In any case, that is off point. Here is this week's constraint:

§ Homophonic translation: Take a poem in a foreign language that you can pronounce but not necessarily understand and translate the sound of the poem into English (i.e., French "blanc" to blank or "toute" to toot).
I took (Johann Wolfgang Von) Goethe's "Gefunden" and homophonic translated it.

My comments from the time:

"I found this particularly challenging. I wonder if that is because so many words in English sound like German words, even if they have completely different meanings. For example, sein (to be) sounds like sign; mein Sinn (my intention) sounds exactly like "my sin."" I'm not very happy with it because it veers towards incoherency, and I'd rather have something make some kind of sense than read words that are just strung together by chance.

Here's what it look likes. Note that I had a ton of trouble getting this to format right on Blogspot. Very silly, very curious as I've put posts like this up a lot.
Gefunden (Found)

Johann Wolfgang von Goethe
Translation: Hyde Flippo (translation in red)

Ich ging im Walde (I was walking in the woods)

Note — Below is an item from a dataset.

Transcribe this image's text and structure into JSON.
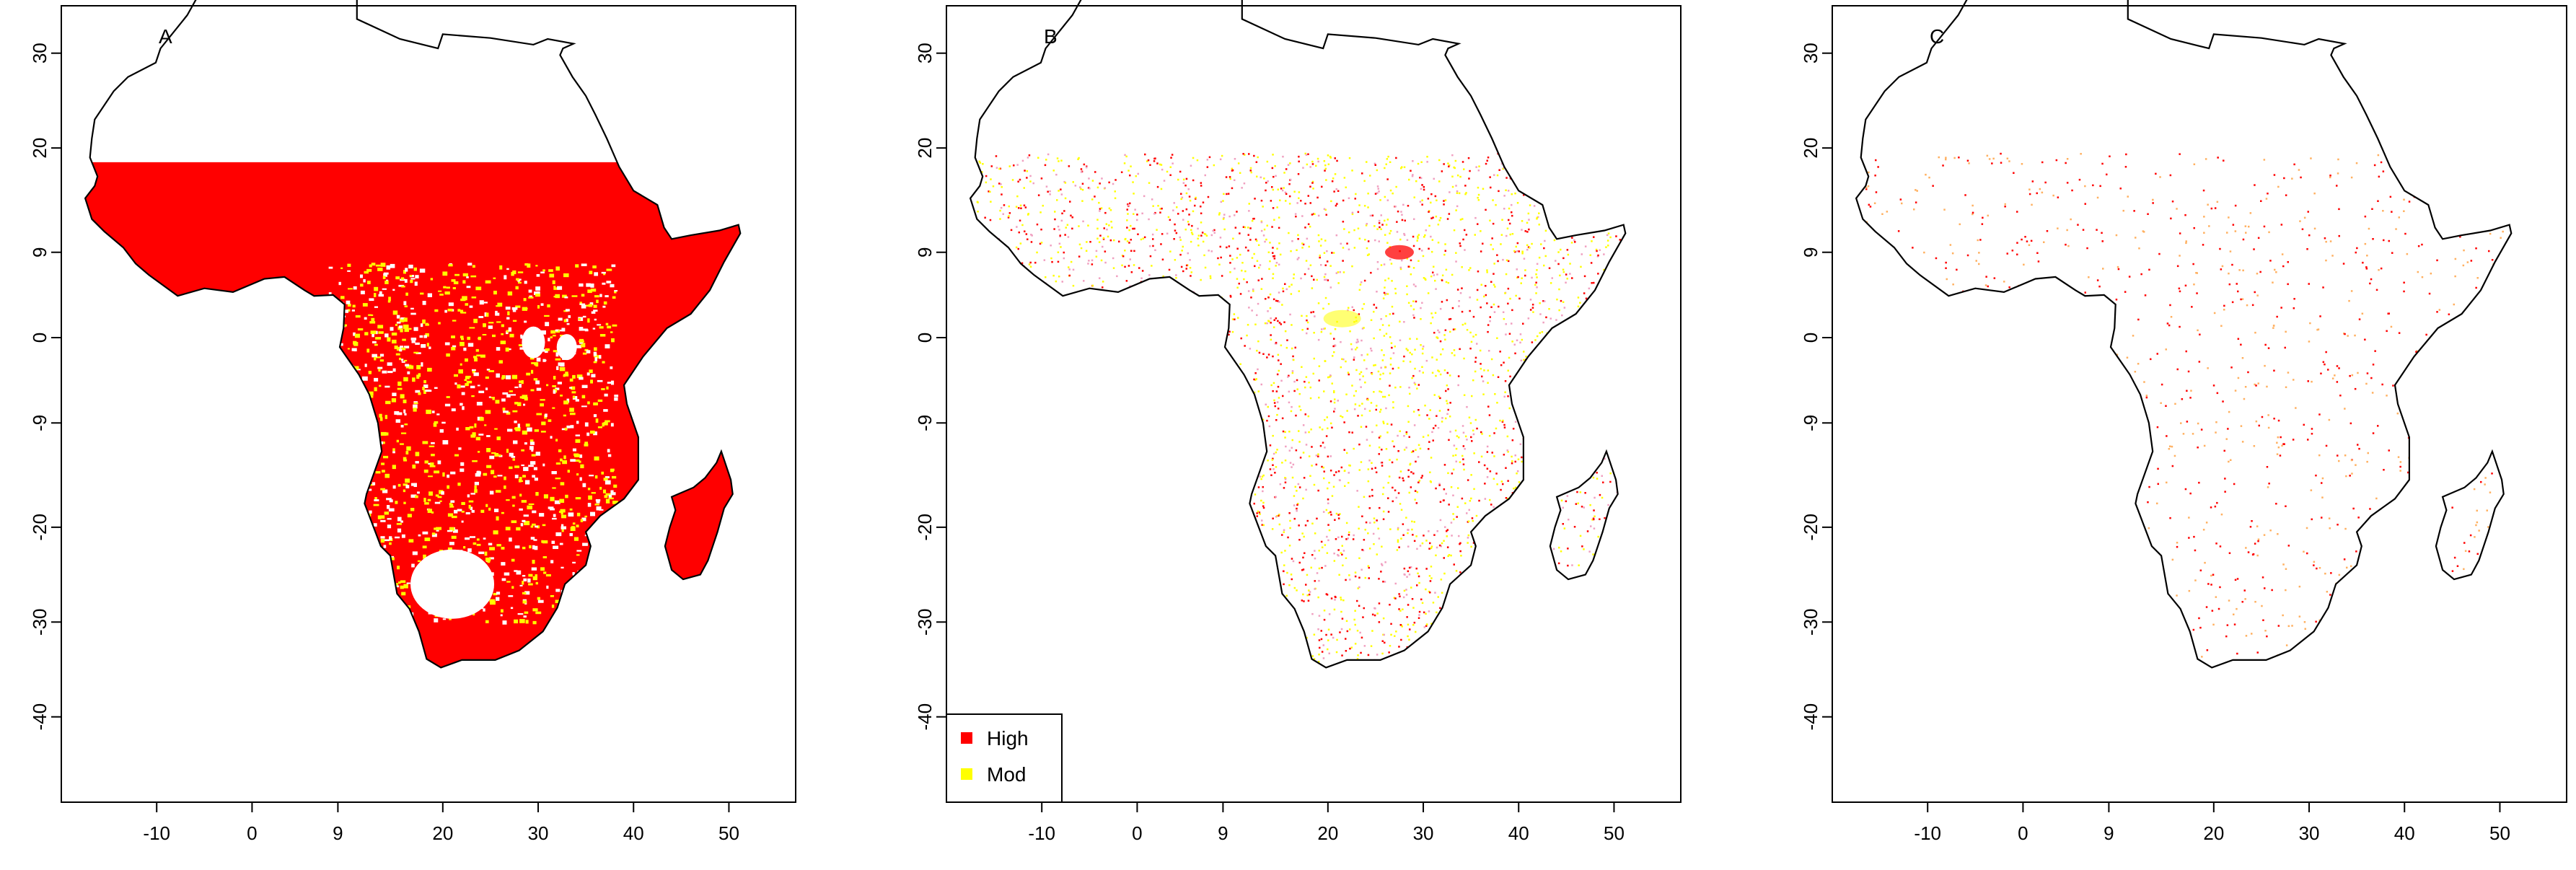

 Und nichts zu suchen, (And seeking nothing,)
 Das war mein Sinn. (That was my intention).
Im Schatten sah ich (In the shade I saw)
Ein Blümchen stehn, (A little flower standing) 
Wie Sterne leuchtend (Like stars glittering)
Wie Äuglein schön. (Like beautiful little eyes).    
Ich wollt es brechen, (I wanted to pick it) 
Da sagt' es fein: (When it said delicately)  
Soll ich zum Welken, (Should I just to wilt)
Gebrochen sein? ( Be picked?)
Ich grubs mit allen (I dug it out with all)
Den Würzeln aus, (Its little roots).
Zum Garten trug ichs (To the garden I carried it)
Am hübschen Haus. (By the lovely house)
Und pflanzt es wieder (And replanted it)
Am stillen Ort; (In this quiet spot;)
Nun zweigt es immer (Now it keeps branching out)
Und blüht so fort. (And blossoms ever forth).
So für mich hin, (Just on a whim of mine,)

(with my translation in purple)

Ich ging im Walde (Eeking involved)
So für mich hin, (So furry meek hen)
Und nichts zu suchen, (Eunuchs zoo sulking)
Das war mein Sinn. (Mine sin)    
Im Schatten sah ich (Him shut saw eek)
Ein Blümchen stehn, (My blooming stain)
Wie Sterne leuchtend (V (very). stern leek tend)
Wie Äuglein schön. (V. ugly shown)
Ich wollt es brechen, (Eek volts breaking)
Da sagt' es fein: (Sacks fine)
Soll ich zum Welken, (So eek zoom Vell king)
Gebrochen sein? (Broken sign?)
Ich grubs mit allen (Eek grubs mitt Alan)
Den Würzeln aus, (Ten warts, ouch!) 
Zum Garten trug ichs (Zoom garden truck eeks)
Am hübschen Haus. (Ham hoops ten house)
Und pflanzt es wieder (Under plants leader)
Am stillen Ort; (Still wart)
Nun zweigt es immer (None spy shimmer)
Und blüht so fort. (And blossoms ever forth).